Gülce Edebiyat Akımı

Tam Görünüm: DİLÂVER CEBECİ' Yİ YOLCULARKEN...(“Türkiyem” ağlıyor )
Şu anda Hafif Görüntüleme modundasınız. Sayfayı normal görüntülemek için, buraya tıklayın.
sayın Kemal Çapraz' ın DİLÂVER CEBECİ İLE İLGİLİ SON YAZISIDIR:




29 Mayıs 2008 Perşembe


“Baş koymuşum Türkiye"min yoluna

Düzlüğüne, yokuşuna ölürüm,

Asırlardır kır atımı suladım.

Irmağının akışına ölürüm.

….



Sevdalıyım, yangın yeri bu sinem

Doksan yıldır çile çekmiş hep ninem.

Pınarlarda su doldurur Eminem

Mavi boncuk takışına ölürüm.”



Değerli sanatçı Mustafa Yıldızdoğan"ın seslendirdiği bu güzel türkünün yazarı Dilaver Cebeci"dir. Dilaver Cebeci kitleler tarafından bu şiirle tanındı, ama onu, edebiyatla şiirle ilgilenen herkes çok iyi tanırdı. Seyyah-ı Fakir Evliya Çelebi ismiyle yazdığı mizahi tarzdaki yazılarıyla bir neslin gönlünü fethetmişti. Dilaver Cebeci"yi lise taa yıllarımda takip etmeye başlamıştım. Daha sonra aynı gazetede birlikte çalışma şerefine eriştim. Düğünümde yazdığı “Düğünü Turan-i Şöleni Hayrani” yazısını aile albümümün ilk sayfasına yerleştirmiştim. Dilaver ağabeyle birlikte İzmir"e Türk Kurultayı"na gidiyorduk. Bütün dostlar aynı otobüsteydi. Şiirler okunuyor, konuşmalar yapılıyordu. Otobüsümüz Manisa yakınlarında devrildi. İşte ne olduysa o kazada oldu. Kazayı herkes ufak tefek yaralarla atlattı sanmıştık. Ama yaklaşık bir yıl sonra o kazanın izleri Dilaver Cebeci"de acı biçimde ortaya çıktı. Söz konusu kaza sonucunda, kafasında bir çatlak oluşmuş ve beyinde kan pıhtılaşması meydana gelmiş. Dilaver ağabey çeşitli ameliyatlar geçirdi, ancak geçmişe dair hiçbir şeyi hatırlamaz olmuştu, belleğini yitirmişti. Bu korkunç sıkıntılara rağmen mücadele etti. Ailesinin desteğiyle hayata tutundu. Ama bu defa da kalbine yenik düştü. Dilaver Cebeci, çok yönlü kişiliğiyle üniversitelerde üzerine tezler yapılacak önemli bir şahsiyettir. İyi bir şair, iyi bir edebiyatçı, bütün bunların yanı sıra “Adam gibi adamdı”

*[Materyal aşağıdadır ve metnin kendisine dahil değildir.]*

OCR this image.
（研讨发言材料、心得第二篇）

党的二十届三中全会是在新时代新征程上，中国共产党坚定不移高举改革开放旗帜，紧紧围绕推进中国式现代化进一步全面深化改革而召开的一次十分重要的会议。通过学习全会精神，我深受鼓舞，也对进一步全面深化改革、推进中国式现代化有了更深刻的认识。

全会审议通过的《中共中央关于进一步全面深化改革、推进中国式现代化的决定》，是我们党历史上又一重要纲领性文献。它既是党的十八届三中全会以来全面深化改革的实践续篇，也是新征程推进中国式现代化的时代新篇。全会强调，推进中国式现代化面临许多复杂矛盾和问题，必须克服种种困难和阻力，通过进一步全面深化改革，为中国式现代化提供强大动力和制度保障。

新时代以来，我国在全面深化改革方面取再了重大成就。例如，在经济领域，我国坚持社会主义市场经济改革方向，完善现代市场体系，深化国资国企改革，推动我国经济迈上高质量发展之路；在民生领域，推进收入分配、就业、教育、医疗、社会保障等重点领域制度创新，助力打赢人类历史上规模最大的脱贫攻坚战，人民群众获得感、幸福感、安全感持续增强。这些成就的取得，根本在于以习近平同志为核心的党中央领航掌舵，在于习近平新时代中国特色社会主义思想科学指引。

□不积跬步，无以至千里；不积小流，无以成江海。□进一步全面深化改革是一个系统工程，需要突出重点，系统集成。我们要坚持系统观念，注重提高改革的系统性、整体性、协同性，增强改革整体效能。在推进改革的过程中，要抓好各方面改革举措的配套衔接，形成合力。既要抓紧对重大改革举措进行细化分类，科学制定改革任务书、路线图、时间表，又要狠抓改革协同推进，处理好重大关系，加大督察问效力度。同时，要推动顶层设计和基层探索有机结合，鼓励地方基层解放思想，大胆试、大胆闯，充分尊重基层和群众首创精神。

Türkiye Yazarlar Birliği, “Ustalara yaşarken Saygı” toplantıları arasında Dilaver ağabey için de özel bir gün düzenlemişti. Bu güzel günü değerli genç arkadaşım Bayram Akcan"ın kaleminden Ufuk Ötesi Gazetesi"nde yayınlamıştık. Bu yazıya çok memnun olmuştu büyük usta.

Üniversite yıllarından beri Dilaver ağabeyin edebi kişiliğini çok iyi yansıtan önemli bir şiirini hep yanımda bir emanet olarak taşıdım ve hâlâ taşıyorum. Bu şiirin özelliği Dilaver ağabeyin bizzat kendi daktilosunda yazarak bana hediye etmesiydi. Her ortamda zevkle okuduğum “Dönence” isimli bu harika şiiri burada okuyucularıma sunmak istiyorum. Şiirde geçen “Apakayım” kelimesi Altay Türkçesinde “Karıcığım” demektir.

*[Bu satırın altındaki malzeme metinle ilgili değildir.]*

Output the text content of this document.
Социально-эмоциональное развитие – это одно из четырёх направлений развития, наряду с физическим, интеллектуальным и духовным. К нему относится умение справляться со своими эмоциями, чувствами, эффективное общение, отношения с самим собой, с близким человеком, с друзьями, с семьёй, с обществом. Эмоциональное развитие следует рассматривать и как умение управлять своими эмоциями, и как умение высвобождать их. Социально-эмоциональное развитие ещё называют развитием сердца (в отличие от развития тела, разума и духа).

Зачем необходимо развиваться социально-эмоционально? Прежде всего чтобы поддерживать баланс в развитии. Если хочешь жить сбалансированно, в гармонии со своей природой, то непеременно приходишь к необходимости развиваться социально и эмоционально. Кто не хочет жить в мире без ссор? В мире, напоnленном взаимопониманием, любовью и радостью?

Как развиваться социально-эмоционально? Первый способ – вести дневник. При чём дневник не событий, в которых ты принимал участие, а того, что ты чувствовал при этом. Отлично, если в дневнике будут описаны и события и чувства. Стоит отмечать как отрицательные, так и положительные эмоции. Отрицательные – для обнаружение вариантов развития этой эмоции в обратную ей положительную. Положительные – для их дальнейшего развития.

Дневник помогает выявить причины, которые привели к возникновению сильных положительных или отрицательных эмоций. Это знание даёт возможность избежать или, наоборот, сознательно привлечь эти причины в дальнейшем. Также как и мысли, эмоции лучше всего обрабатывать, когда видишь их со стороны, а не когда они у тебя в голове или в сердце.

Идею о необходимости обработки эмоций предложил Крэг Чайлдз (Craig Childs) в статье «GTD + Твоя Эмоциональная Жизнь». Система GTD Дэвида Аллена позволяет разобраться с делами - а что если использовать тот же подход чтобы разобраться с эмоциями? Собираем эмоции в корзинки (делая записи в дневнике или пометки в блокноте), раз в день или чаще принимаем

Hani kısrak memelerinden ufukları sağardık,

Esrik dolunaylar öperdi çekik gözlerinden.

Gökten firuze yağardı hep, firuze yollara düşerdik;

Böyle kirli değildi maviler,

Denizler böyle soluksuz…

Topla çadırları apakayım buradan gidelim.

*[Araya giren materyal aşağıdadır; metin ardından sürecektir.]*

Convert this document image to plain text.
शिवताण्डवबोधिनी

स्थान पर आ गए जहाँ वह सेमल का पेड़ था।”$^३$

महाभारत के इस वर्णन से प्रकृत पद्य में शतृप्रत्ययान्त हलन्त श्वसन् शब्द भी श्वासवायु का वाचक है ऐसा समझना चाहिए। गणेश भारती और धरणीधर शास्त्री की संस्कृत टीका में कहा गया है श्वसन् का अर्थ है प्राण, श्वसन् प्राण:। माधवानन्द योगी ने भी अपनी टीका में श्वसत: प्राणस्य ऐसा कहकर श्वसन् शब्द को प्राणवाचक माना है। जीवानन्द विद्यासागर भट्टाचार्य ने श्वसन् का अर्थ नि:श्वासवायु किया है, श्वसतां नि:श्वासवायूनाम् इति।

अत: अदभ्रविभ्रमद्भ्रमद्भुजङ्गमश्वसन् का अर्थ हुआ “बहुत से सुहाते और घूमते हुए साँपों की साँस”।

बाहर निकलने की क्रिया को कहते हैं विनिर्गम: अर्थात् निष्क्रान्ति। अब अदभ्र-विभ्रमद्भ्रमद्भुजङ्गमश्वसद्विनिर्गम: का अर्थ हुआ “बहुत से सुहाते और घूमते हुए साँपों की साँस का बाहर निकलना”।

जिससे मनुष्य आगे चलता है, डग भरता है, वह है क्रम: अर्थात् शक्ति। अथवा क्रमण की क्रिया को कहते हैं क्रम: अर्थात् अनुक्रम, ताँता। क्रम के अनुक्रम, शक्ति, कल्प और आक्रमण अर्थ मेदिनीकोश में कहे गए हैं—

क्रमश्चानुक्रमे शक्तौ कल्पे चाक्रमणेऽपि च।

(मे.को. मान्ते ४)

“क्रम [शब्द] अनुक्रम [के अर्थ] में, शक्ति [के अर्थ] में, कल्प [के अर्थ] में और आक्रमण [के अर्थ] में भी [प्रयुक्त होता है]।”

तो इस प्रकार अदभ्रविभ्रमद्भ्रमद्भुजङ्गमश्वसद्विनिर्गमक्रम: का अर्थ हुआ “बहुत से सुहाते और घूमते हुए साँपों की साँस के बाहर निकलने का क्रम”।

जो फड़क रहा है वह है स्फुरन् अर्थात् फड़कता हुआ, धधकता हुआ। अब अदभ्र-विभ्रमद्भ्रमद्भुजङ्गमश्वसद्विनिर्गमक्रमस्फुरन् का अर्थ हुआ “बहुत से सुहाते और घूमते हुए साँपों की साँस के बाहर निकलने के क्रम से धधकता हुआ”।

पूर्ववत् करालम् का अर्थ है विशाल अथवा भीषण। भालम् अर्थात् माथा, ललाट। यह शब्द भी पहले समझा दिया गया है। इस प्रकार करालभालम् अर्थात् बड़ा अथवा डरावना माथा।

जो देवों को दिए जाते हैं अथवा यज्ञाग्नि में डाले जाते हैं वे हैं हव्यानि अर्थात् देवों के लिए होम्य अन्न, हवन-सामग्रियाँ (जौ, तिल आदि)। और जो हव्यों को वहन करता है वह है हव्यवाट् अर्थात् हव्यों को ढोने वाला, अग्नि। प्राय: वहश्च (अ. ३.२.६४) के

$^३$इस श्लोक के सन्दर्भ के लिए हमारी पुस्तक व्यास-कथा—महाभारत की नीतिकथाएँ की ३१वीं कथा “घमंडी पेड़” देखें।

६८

Bir divâne kirmene sarardık sonsuz mesafeleri,

Alperen dağlara yaslanırdık korkulardan âzâde.

Uçmaktan ırmaklar gelir, çimerdik sularında.

Önce kubbeler yıkıldı üstümüze,

Gökler çökecek birazdan.



Sallanır dururdu güneş bir tuğun saçaklarında,

Göğçek ormanlarda göğerirdi sevdamız.

Oturur bengütaşlara adımızı vururduk,

Böyle sert değildi kayalar,

Uçurumlar böyle dipsiz…

Giyindir çocukları apakayım buradan gidelim.



Bir yaz gecesinde çıkalım saman yoluna,

Ata bergüzar yıldızlara konalım.

Bir ince yağmur yağsın, uyansın kervansaraylar.

Böyle ürkek değildi bakışların,

Kirpiklerin böyle ıslak…

Haydi sil gözlerini apakayım buradan gidelim.





Bu güzel insan, büyük yazar-şair ve dava adamını ebedi istirahatgâhına uğurlarken, vatan sevdalısı, bayrak sevdalısı, Türklük sevdalısı bu büyük insan için bütün okurlarımızdan bir “Fatiha” istiyorum. Ruhu Şad, Mekânı Cennet olsun, aziz ağabeyimin…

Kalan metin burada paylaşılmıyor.